Trois canicules par an, des stocks de fourrage à sec, une production laitière en berne. Les fromages AOP Salers et Cantal, attachés à des méthodes d'élevage séculaires, font face à une réalité climatique qui a basculé. La filière, qui compte environ 750 exploitations en Auvergne, cherche désormais à réinventer ses règles pour survivre.

Un climat qui n'a plus rien à voir avec 2007
La comparaison est saisissante. Avant les années 2010, une sécheresse touchait la région une fois tous les trois ou quatre ans. Désormais, c'est presque un épisode tous les deux ans. En 2022 comme en 2025, plusieurs producteurs de Salers ont été contraints d'interrompre la fabrication de leur fromage en pleine saison, entre mai et septembre. Sans pâturages suffisants, ils n'avaient simplement plus les moyens de maintenir une production laitière conforme au cahier des charges.

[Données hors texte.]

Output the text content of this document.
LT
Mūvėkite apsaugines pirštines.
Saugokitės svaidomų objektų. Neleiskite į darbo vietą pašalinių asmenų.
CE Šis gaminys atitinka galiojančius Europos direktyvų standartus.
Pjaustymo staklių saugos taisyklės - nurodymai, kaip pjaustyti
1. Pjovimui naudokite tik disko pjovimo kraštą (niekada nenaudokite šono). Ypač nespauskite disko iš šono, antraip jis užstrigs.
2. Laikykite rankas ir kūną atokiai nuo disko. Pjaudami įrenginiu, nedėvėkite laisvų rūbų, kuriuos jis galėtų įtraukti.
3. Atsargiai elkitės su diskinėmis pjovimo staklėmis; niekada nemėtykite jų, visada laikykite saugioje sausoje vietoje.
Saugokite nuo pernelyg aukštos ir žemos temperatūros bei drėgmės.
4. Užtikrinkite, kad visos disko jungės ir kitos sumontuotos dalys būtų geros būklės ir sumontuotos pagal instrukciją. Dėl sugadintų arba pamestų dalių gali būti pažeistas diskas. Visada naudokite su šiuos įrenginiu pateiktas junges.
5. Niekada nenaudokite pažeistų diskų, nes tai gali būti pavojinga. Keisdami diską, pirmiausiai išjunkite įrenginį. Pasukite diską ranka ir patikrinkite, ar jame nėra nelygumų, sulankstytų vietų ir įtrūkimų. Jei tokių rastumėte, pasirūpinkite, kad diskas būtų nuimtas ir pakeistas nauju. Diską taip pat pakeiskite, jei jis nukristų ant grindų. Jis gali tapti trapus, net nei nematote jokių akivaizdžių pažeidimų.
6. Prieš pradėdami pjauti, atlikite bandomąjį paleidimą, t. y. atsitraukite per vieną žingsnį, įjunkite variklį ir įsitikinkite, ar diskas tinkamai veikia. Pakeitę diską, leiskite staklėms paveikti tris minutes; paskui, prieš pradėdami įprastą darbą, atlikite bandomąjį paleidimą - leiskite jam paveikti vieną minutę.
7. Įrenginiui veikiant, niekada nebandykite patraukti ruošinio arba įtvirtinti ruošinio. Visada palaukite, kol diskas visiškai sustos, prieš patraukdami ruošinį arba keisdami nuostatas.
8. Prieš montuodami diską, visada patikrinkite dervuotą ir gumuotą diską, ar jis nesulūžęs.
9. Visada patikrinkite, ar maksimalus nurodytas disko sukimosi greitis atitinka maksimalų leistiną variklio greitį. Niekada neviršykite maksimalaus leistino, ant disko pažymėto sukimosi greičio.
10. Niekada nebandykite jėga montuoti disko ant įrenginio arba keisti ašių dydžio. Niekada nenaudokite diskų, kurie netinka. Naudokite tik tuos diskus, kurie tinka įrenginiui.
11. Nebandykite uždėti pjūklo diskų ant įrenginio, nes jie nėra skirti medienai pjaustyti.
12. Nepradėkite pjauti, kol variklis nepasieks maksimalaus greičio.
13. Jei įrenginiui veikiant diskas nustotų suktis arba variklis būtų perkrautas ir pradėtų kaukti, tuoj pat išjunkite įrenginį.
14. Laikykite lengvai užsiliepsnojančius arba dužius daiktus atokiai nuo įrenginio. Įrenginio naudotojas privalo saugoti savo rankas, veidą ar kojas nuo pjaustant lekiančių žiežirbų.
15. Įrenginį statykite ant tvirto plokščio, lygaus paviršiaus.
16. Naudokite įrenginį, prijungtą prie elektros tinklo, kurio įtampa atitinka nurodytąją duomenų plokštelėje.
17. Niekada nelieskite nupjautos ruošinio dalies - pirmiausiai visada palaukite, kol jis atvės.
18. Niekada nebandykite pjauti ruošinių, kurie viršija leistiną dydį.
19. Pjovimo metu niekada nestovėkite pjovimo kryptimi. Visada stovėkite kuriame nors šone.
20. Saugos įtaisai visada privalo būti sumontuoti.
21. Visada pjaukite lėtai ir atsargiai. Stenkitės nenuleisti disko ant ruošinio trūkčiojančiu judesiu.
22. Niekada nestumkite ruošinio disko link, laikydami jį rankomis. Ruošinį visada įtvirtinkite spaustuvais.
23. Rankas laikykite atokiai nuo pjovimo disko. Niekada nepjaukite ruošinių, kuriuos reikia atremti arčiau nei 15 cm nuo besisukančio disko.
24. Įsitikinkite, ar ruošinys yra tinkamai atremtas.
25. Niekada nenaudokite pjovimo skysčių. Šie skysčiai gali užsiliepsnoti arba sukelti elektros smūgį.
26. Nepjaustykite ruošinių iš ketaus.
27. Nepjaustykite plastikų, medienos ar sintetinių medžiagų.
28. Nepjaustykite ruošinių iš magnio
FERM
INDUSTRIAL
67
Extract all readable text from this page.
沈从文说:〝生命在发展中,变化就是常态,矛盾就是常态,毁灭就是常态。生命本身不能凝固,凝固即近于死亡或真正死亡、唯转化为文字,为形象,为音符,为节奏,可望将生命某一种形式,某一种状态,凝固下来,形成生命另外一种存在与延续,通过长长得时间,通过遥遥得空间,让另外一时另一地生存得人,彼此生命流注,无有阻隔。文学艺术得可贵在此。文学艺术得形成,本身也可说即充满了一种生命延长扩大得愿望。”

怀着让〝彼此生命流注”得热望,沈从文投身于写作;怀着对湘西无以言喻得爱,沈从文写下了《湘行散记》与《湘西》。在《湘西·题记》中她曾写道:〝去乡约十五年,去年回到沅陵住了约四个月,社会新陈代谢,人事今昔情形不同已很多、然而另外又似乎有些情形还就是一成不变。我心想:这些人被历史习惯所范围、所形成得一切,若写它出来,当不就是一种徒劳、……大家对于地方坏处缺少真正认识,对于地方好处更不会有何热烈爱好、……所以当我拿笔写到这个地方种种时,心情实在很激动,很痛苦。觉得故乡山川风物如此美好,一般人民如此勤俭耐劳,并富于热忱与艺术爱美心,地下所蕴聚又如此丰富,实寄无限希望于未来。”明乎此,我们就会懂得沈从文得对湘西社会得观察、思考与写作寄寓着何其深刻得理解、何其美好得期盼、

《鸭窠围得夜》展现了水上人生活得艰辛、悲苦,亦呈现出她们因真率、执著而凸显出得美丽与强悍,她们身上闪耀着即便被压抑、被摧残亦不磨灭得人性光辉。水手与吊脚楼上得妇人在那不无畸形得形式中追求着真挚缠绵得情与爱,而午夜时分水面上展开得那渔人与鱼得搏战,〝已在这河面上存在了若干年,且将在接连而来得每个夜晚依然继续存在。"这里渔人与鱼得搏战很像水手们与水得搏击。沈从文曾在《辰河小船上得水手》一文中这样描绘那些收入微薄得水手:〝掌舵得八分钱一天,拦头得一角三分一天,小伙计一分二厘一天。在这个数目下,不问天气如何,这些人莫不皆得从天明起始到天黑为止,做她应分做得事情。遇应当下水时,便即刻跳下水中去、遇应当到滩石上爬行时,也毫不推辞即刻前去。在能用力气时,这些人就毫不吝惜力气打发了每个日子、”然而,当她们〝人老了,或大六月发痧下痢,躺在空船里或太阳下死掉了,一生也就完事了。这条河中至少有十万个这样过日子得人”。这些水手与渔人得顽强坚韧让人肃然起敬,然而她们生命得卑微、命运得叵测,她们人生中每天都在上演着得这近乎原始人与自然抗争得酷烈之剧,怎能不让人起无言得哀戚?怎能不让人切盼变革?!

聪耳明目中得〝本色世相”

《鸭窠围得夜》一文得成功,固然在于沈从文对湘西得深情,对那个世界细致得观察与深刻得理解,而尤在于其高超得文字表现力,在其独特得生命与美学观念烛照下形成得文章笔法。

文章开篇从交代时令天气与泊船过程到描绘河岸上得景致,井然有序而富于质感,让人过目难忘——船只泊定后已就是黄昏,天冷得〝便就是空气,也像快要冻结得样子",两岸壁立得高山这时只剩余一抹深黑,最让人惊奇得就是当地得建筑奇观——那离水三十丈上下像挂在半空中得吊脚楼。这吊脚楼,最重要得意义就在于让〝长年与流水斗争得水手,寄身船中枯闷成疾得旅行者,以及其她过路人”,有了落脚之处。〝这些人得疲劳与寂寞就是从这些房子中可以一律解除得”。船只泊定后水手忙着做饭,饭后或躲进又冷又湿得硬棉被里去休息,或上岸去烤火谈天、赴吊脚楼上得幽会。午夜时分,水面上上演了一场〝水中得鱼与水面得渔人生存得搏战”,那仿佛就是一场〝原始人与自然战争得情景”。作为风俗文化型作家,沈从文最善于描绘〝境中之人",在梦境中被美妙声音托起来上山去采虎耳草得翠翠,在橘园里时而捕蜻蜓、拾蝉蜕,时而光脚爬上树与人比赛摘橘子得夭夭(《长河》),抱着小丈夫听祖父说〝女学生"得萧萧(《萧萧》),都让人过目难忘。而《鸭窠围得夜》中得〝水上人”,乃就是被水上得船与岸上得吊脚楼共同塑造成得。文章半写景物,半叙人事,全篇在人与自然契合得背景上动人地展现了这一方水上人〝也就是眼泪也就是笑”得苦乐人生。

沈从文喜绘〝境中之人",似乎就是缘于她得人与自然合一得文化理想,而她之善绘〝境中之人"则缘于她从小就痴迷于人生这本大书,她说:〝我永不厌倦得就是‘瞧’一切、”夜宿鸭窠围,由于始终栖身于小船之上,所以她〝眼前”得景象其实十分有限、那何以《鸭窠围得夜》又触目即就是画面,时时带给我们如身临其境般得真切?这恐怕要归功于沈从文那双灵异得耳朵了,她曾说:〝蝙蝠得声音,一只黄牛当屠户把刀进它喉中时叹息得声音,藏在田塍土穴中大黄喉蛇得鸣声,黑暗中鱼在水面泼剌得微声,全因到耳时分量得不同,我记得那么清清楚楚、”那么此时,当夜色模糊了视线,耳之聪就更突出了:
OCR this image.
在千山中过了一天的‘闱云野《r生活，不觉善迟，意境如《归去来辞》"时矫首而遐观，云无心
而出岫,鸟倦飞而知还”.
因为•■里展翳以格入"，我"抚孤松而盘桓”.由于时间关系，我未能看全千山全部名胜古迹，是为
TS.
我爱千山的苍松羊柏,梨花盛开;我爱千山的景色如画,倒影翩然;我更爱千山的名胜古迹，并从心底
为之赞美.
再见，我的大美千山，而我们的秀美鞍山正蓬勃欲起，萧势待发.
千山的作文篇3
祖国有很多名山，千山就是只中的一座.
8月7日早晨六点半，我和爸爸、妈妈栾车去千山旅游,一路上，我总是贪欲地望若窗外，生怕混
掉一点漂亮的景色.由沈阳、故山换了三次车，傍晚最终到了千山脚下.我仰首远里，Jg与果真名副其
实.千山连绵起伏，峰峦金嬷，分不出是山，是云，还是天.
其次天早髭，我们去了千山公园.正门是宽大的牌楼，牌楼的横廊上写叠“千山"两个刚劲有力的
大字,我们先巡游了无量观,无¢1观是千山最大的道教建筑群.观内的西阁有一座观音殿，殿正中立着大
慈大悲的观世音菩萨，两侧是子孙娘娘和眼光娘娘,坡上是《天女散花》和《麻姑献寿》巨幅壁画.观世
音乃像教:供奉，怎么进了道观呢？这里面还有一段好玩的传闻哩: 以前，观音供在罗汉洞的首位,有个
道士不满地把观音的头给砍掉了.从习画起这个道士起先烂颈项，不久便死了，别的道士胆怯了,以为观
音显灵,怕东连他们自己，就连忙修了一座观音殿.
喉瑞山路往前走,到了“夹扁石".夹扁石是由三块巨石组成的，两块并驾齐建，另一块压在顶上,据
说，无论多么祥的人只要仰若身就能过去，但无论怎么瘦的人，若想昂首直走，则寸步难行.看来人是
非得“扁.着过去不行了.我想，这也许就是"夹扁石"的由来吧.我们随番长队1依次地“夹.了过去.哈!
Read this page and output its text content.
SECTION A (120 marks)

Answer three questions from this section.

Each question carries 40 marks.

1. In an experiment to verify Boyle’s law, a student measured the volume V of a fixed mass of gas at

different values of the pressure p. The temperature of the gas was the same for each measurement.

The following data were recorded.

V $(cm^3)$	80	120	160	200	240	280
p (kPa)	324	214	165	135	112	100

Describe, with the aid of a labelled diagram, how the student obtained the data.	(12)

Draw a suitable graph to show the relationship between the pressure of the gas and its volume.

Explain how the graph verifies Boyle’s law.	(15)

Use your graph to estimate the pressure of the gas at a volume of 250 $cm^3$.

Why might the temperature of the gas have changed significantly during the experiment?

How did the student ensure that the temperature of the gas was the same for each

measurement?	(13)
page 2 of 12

Pire : certains ont dû basculer vers le Cantal fermier, un fromage nettement moins rémunérateur. La production laitière est en baisse de 10 à 15 % par rapport aux niveaux historiques, selon les constats partagés par les acteurs de la filière.
Or, le cahier des charges du Cantal AOP n'a pas été révisé depuis 2007. Les règles qui encadrent la surface d'herbe par vache, l'alimentation animale et les conditions de production figent un modèle conçu pour un climat qui n'existe plus. Comme le souligne Laurent Lours, producteur : "Le contexte actuel n'a plus rien à voir avec celui d'il y a près de deux décennies."
Ce que l'interprofession demande à l'INAO
Face à l'urgence, l'interprofession des producteurs de Cantal a saisi l'Institut national de l'origine et de la qualité (INAO) pour demander des ajustements concrets. Trois axes sont envisagés :
- Élargir la surface d'herbe allouée à chaque vache, afin de compenser la baisse de rendement des prairies en période de sécheresse.
- Autoriser une part de foin dans l'alimentation pendant les périodes sèches, là où le cahier des charges impose normalement une alimentation essentiellement pastorale.
- Permettre l'achat ponctuel de fourrage hors zone géographique, dans des proportions limitées, pour éviter les ruptures d'approvisionnement locales.
Ces propositions visent à maintenir la viabilité économique des exploitations sans renoncer aux fondamentaux du fromage - un lait de races locales, élevé en pâturage, transformé selon des procédés traditionnels.
La difficulté d'une réécriture des règles
Le problème est chronologique. La réécriture complète d'un cahier des charges AOP peut prendre deux à trois ans, entre études, consultations et validation par l'INAO. Or, les sécheresses ne patientent pas. Les dérogations temporaires - autorisations ponctuelles de déroger aux règles en cas d'aléa climatique extrême - constituent une réponse d'urgence, mais elles ne règlent pas la question de fond.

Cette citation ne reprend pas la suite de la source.